Gay marriage backer seeking open minds
Last week, I had the honor to stand with two local gay couples – Matthew and Trey, and Robert and Michael – as they approached the Lee County Justice Center to request a marriage license. Gathered with them were clergy, family and friends.
We prayed together and then entered the building. Both couples were denied marriage licenses because of current Mississippi laws.
We all knew that would happen. So why do it, people have asked.
For me, the first reason is my Christian faith. People are hurting because of laws that treat LGBT people differently. Loving couples are denied the freedom to marry. Parents are considered legal strangers to their children. Gay youth grow up feeling alone. Especially when people are hurting, God urges us to act and to follow Jesus’ teachings – to seek justice, to love our neighbor and to love those who oppose us.
What would you do to be with the person you love?

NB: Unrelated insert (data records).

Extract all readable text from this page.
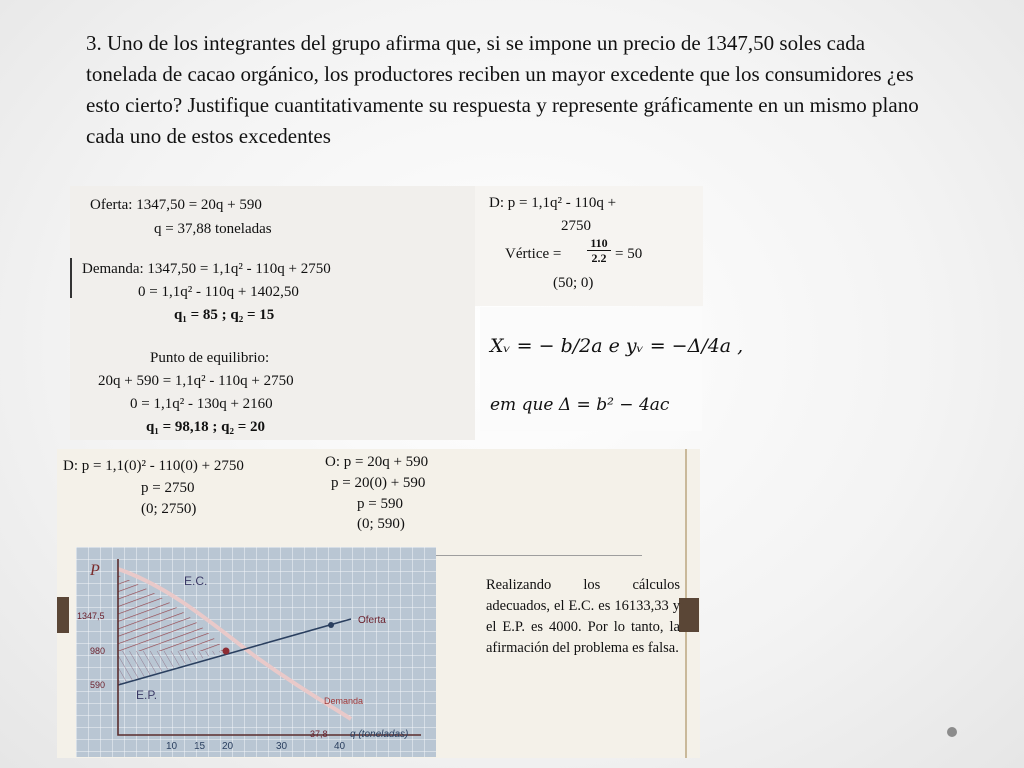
3. Uno de los integrantes del grupo afirma que, si se impone un precio de 1347,50 soles cada tonelada de cacao orgánico, los productores reciben un mayor excedente que los consumidores ¿es esto cierto? Justifique cuantitativamente su respuesta y represente gráficamente en un mismo plano cada uno de estos excedentes

Oferta: 1347,50 = 20q + 590
q = 37,88 toneladas
Demanda: 1347,50 = 1,1q² - 110q + 2750
0 = 1,1q² - 110q + 1402,50
q₁ = 85 ; q₂ = 15
Punto de equilibrio:
20q + 590 = 1,1q² - 110q + 2750
0 = 1,1q² - 130q + 2160
q₁ = 98,18 ; q₂ = 20
D: p = 1,1q² - 110q +
2750
Vértice = $\frac{110}{2.2} = 50$
(50; 0)
Xᵥ = − b/2a e yᵥ = −Δ/4a ,
em que Δ = b² − 4ac
D: p = 1,1(0)² - 110(0) + 2750
p = 2750
(0; 2750)
O: p = 20q + 590
p = 20(0) + 590
p = 590
(0; 590)
P
E.C.
E.P.
Oferta
Demanda
1347,5
980
590
10 15 20	30
37,8
40
q (toneladas)

Realizando los cálculos adecuados, el E.C. es 16133,33 y el E.P. es 4000. Por lo tanto, la afirmación del problema es falsa.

Would you proclaim your love publicly even when you were told it was illegal to marry that person? Those are the questions that Michael and Robert face each day. When they stood up to request a marriage license, they stood up for love. But they also stood up so that gay kids in Tupelo know they are not alone, that there are people ready to fight for their equality.

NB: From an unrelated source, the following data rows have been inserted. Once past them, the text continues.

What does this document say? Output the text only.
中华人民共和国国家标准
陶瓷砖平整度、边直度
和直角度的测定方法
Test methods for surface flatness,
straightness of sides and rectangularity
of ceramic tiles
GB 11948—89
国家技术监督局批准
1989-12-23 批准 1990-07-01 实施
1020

We are not asking anyone to change their faith beliefs. But we are asking for people to listen to God’s voice in our midst, shining a light on the reality that most American families and churches include LGBT people (whether openly or not), many of whom are hurting. That’s why we are calling for laws to change, to ensure that the freedoms we count as sacred in our country are extended to all people and families. We also take these actions to start a new conversation, understanding that many in Tupelo are wrestling with these issues. Too much is at stake for us to stay silent.